Thursday, February 12, 2009

Performing Artifacts

The Urban Art Commission recognizes Theatre Memphis' Sculpture Garden

Posted By on Thu, Feb 12, 2009 at 4:00 AM

Some of Memphis' heaviest metal is about to get the recognition it deserves. On Friday, February 13th, prior to the opening night performance of Cyrano DeBegerac, Theatre Memphis' sculpture garden (also known as "Dramatis Personae") will become the Bluff City's first officially designated Public Art Heritage Site.

Urban Arts Commission director John Weeden says he became aware of the need for just such a designation while creating a map of public art projects created in conjunction with the UAC.

"These Heritage pieces deserve attention," Weeden says, explaining that Dramatis Personae is a prime example of the kind of works that established a precedent for what the UAC does today. "I don't think the community is always well versed in the origins of these pieces," Weeden adds. "A perfect example is the tile mosaic in the library at Lemoyne-Owen College. An artist named Ben Shahn created it sometime in the early 1960s. Shahn is a pivotal artist in post-war America. This is a real treasure and nobody seems to know that this piece is there. And it's just one of the treasures that adds to the livability of our city."

Weeden hopes that the Heritage Site project, which is currently still in the planning and development stage, will encourage people to take notice of off-the-radar public art in their communities and neighborhoods.
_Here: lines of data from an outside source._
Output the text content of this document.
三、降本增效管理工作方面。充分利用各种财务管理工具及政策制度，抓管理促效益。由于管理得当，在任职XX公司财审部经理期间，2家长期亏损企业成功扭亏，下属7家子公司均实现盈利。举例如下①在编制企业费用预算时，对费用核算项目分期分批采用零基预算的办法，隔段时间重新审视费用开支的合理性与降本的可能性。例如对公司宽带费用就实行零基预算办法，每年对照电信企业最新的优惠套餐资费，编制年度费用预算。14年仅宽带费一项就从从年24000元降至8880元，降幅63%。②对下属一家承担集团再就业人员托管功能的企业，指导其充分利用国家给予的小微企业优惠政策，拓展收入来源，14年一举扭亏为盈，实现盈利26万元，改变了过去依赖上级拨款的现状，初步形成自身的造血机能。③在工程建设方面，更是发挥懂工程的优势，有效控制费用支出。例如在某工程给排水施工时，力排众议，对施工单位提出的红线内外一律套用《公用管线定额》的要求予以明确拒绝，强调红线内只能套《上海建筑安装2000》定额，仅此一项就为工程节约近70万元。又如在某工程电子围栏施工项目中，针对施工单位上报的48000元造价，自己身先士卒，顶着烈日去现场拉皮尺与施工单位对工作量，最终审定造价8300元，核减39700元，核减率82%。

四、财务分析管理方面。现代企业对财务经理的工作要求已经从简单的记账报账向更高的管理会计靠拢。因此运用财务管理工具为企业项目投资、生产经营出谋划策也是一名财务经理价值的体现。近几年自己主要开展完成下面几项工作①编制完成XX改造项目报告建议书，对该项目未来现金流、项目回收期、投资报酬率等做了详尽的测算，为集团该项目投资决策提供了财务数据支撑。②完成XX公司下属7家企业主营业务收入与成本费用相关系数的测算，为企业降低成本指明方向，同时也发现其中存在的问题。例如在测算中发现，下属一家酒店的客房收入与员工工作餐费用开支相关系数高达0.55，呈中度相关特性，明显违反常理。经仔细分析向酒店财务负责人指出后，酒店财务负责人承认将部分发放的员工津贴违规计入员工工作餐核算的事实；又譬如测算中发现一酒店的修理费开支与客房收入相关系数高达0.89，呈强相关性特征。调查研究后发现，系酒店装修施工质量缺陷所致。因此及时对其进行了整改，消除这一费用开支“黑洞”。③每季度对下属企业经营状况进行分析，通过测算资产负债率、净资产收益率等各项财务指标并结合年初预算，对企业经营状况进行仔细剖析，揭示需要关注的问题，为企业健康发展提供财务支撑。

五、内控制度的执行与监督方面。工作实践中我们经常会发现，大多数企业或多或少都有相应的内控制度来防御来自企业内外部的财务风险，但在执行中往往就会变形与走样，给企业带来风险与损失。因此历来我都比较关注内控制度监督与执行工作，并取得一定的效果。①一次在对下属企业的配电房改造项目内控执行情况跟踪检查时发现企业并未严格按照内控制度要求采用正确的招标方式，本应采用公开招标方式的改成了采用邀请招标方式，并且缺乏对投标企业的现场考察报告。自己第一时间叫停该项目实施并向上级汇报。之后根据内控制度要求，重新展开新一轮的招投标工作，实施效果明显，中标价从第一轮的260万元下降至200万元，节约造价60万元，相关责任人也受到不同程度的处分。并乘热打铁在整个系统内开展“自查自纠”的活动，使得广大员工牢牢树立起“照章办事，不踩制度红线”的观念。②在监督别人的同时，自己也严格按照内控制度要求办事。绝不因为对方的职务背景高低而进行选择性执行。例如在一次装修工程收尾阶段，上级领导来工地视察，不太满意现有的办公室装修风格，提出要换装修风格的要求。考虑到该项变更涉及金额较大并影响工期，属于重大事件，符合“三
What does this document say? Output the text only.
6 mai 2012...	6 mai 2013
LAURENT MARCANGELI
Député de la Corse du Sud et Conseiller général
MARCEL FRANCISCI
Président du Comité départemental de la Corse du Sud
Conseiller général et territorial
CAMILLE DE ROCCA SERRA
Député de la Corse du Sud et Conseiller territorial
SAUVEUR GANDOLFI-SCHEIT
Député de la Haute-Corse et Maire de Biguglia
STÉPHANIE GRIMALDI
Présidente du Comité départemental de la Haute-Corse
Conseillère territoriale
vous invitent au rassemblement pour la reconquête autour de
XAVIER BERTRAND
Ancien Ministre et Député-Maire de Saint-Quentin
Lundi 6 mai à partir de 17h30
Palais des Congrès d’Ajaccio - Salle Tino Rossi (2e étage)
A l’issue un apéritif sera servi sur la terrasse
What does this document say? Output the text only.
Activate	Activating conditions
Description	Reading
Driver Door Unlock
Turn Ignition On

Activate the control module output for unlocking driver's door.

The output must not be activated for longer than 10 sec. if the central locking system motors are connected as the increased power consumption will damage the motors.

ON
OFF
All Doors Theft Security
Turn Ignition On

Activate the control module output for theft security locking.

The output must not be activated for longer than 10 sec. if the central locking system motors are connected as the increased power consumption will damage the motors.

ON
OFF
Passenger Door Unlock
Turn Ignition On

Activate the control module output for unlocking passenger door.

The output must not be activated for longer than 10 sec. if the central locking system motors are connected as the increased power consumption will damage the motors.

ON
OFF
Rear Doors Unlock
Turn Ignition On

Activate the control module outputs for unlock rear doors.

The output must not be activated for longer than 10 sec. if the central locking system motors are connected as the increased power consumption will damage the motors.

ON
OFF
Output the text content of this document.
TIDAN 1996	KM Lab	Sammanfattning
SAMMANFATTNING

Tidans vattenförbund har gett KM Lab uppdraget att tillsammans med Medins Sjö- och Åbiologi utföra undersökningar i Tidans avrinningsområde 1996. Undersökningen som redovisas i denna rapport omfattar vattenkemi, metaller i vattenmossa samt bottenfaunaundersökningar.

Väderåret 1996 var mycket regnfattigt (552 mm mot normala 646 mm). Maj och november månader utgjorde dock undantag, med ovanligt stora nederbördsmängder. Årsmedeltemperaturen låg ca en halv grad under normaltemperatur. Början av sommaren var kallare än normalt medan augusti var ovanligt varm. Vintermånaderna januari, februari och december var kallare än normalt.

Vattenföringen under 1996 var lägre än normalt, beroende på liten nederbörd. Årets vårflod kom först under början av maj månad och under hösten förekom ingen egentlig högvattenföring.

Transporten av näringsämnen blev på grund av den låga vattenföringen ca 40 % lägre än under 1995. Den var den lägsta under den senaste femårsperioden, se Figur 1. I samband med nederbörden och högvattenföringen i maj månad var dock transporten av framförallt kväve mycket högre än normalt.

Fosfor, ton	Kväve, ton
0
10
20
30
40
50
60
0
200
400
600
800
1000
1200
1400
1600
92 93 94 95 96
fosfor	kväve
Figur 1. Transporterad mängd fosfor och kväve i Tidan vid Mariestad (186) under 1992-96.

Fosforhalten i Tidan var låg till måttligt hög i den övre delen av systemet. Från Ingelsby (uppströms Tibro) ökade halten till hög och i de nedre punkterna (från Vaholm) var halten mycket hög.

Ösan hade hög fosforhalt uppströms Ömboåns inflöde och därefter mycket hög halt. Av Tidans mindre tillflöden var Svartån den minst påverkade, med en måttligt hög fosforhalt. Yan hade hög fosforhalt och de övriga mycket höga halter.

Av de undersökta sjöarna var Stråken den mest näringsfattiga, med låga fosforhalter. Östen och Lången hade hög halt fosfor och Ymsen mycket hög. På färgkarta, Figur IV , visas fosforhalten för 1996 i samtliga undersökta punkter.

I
There could be a lot of stuff out there that's been overlooked and we want people to let us know about it," Weeden says. "If there’s some quirky park that a neighborhood made up, I want to know about that."

Theatre Memphis' sculpture garden was commissioned in 1978 by the family of Hubert and Stella Menke and paid for in part by a grant for public art by the Tennessee Arts Commission and the National Endowment for the Arts. It was installed in 1979 in conjunction with the opening of TM's new facility at the corner of Southern and Perkins. Lon Anthony, an artist known for his visual puns and whimsical images was chosen to create the pieces. At the time of the commission Anthony, who now resides in Florida, was head of the Rhodes College Art Department.

The UAC will eventually produce a map with information regarding Memphis public art heritage sites. The heritage site project will officially kick off at an invitation-only event at Theatre Memphis on Friday, February 13 at 6:30 p.m., prior to the performance of Cyrano, a sprawling romance based loosely on the life of Savinien de Cyrano, whose fictionalized likeness can be found in the garden.